Fire, Blood & Unity for All
By Kylie Cooper
I’ll start by saying I really only know one song by the legendary, boundary-breaking, American rock band, KISS. When I think about KISS, I think about the scene in “Dazed and Confused,” when all the kids start arriving to the moon tower kegger. Needless to say, ending up at a KISS concert on a Tuesday night wasn’t in my calendar when the week started. However, when duty calls, you go – and boy was my husband excited about it.
The show, which took place at the American Bank Center this past Tuesday night, was the 13th stop on the band’s world tour, consisting of 105 shows throughout North America, Europe, and Oceania. The tour, entitled “One Last KISS: End of the Road World Tour,” will be the bands’ last hoorah. The entire arena was packed, floor to ceiling. The people in attendance were of vast variety. However, all there for the same reason: the undeniable fact that if anyone can put on a show, it is KISS.
There was a small seat debacle as I walked through the isle to find row FLE, seat 8. A nice man in full Gene Simmons makeup, painted blue jeans, and a tight leather vest helped me find the place where I belonged and kindly informed the people who were in my seat that they were not in the right place. I thanked the Gene lookalike for his help and sat – waiting for the sure to be theatrical performance to begin.
The lights went out, the screams roared, and four men, in their ever-recognizable studded leather uniforms, descended from the ceiling to the song “Detroit Rock City,” with fire and all. Videos of past concerts played on the screen behind them as they performed hit after hit – a real time portfolio of the band’s most classic and beloved works.

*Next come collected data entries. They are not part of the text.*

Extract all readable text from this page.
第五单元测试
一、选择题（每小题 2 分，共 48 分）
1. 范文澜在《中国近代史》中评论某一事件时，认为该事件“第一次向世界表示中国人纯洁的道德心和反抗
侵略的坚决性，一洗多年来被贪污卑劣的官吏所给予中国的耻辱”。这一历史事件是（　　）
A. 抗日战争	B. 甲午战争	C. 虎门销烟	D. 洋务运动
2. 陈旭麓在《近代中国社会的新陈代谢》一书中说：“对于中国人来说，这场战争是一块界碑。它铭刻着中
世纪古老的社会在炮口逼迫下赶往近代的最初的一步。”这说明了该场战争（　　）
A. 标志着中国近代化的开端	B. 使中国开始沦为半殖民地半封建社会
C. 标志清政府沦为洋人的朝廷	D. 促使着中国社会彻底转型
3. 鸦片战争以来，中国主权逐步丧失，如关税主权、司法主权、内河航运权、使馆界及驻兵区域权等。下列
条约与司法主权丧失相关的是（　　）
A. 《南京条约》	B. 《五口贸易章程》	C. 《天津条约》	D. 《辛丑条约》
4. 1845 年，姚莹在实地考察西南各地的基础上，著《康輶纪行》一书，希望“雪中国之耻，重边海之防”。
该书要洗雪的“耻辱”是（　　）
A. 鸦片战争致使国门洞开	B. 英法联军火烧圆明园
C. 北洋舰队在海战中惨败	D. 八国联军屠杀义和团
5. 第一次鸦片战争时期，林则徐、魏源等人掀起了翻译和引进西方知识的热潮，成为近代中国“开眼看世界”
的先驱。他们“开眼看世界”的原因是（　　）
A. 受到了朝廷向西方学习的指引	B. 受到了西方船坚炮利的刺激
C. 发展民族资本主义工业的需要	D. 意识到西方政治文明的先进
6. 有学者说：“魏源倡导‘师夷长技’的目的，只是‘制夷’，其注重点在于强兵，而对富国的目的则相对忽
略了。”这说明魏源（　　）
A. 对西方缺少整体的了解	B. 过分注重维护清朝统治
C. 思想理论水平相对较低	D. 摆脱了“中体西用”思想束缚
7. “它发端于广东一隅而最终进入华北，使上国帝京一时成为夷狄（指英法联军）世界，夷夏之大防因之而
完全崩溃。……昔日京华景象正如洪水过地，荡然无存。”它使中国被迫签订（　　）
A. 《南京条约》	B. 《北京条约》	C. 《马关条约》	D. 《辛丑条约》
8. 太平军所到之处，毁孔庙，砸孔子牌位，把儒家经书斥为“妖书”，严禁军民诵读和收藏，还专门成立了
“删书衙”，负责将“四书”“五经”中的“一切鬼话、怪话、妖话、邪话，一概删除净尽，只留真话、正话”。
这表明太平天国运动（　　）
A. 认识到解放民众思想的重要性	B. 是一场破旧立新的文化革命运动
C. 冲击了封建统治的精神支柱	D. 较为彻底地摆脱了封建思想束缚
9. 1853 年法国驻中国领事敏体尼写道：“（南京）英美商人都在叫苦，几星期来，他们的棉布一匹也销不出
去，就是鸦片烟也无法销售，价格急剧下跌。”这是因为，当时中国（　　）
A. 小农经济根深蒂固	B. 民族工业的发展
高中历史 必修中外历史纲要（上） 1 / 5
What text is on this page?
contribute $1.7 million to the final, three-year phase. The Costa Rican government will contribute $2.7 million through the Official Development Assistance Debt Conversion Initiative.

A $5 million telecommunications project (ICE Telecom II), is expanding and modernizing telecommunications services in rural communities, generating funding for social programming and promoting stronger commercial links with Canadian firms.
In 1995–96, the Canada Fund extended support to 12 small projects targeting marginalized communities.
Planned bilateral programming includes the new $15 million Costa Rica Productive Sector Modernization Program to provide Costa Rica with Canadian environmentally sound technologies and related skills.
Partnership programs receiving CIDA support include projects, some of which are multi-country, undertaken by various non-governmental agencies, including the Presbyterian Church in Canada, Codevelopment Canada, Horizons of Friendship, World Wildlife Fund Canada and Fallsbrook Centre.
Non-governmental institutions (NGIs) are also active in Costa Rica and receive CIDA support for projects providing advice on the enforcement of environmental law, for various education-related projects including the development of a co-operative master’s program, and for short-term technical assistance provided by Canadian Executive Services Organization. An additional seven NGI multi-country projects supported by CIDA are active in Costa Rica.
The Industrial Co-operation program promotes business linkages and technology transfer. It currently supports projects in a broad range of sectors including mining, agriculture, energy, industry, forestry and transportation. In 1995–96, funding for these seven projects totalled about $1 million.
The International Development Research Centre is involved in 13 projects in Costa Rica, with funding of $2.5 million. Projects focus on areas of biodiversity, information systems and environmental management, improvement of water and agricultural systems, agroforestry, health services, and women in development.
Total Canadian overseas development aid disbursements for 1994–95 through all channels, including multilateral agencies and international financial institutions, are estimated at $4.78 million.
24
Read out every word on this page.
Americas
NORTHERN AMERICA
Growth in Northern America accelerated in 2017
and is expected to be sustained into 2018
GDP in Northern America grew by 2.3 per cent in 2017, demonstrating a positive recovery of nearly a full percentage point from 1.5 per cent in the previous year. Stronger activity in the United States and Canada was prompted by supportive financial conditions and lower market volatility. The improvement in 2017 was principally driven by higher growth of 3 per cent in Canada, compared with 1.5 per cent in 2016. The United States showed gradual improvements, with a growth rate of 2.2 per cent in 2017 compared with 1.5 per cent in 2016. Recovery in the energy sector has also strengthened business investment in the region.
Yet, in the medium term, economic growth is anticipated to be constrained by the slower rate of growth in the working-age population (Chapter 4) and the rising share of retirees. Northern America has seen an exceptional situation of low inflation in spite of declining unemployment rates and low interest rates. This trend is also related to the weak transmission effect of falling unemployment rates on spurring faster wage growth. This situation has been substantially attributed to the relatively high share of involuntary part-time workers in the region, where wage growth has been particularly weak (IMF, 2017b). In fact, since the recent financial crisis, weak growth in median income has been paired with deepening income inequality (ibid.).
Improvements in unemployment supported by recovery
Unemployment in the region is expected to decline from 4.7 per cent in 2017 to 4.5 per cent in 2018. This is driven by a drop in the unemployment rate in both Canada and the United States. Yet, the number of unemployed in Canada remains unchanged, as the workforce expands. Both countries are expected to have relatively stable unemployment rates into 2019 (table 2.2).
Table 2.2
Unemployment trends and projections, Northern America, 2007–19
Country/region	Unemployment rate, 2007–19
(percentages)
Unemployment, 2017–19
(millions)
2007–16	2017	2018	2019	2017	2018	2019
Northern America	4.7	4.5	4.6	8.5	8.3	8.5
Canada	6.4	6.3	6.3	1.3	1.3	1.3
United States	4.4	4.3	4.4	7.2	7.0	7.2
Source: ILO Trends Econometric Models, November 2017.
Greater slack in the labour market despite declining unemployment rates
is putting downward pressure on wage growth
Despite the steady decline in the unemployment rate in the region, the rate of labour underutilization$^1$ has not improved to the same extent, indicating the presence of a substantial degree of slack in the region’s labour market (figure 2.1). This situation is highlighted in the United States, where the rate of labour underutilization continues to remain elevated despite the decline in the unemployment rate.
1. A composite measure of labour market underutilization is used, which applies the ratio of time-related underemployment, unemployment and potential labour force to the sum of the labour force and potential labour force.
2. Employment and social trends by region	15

Fire spiting, blood running out of mouths, face makeup, and more. Everything you would hope or dream of a KISS show consisting of was present in the American Bank Center that night. However, the aspect of the show, in its entirety, that stuck with me the most once leaving, was the underlying theme of unity, and the fact that for tonight, we were all there as one.
Throughout the show, Paul Stanley, said various things like, “tonight is the night we forget about all the bad news in the world,” and “look at yourself, you are all beautiful.” Positivity flowed out of each member as they reminded us that, although we are all different, we were gathered there together as family – KISS’ family.
The feeling I got when panning the crowd was almost peaceful. That sounds weird to say considering the music is anything but tranquil. Yet the joy seen in people’s faces when yelling the every single word to each song was refreshing. This band, these songs, they mean something to everyone. While I only think of high school kids in Austin, TX drinking beer at the moon tower, others may think of owning their first record or painting their face with black and white makeup for Halloween. They allowed people to feel known and appreciated. And, while KISS might be extra in the most rock ‘n roll way, they gifted everyone in attendance that night with something very special – a chance to feel both welcomed and belonged.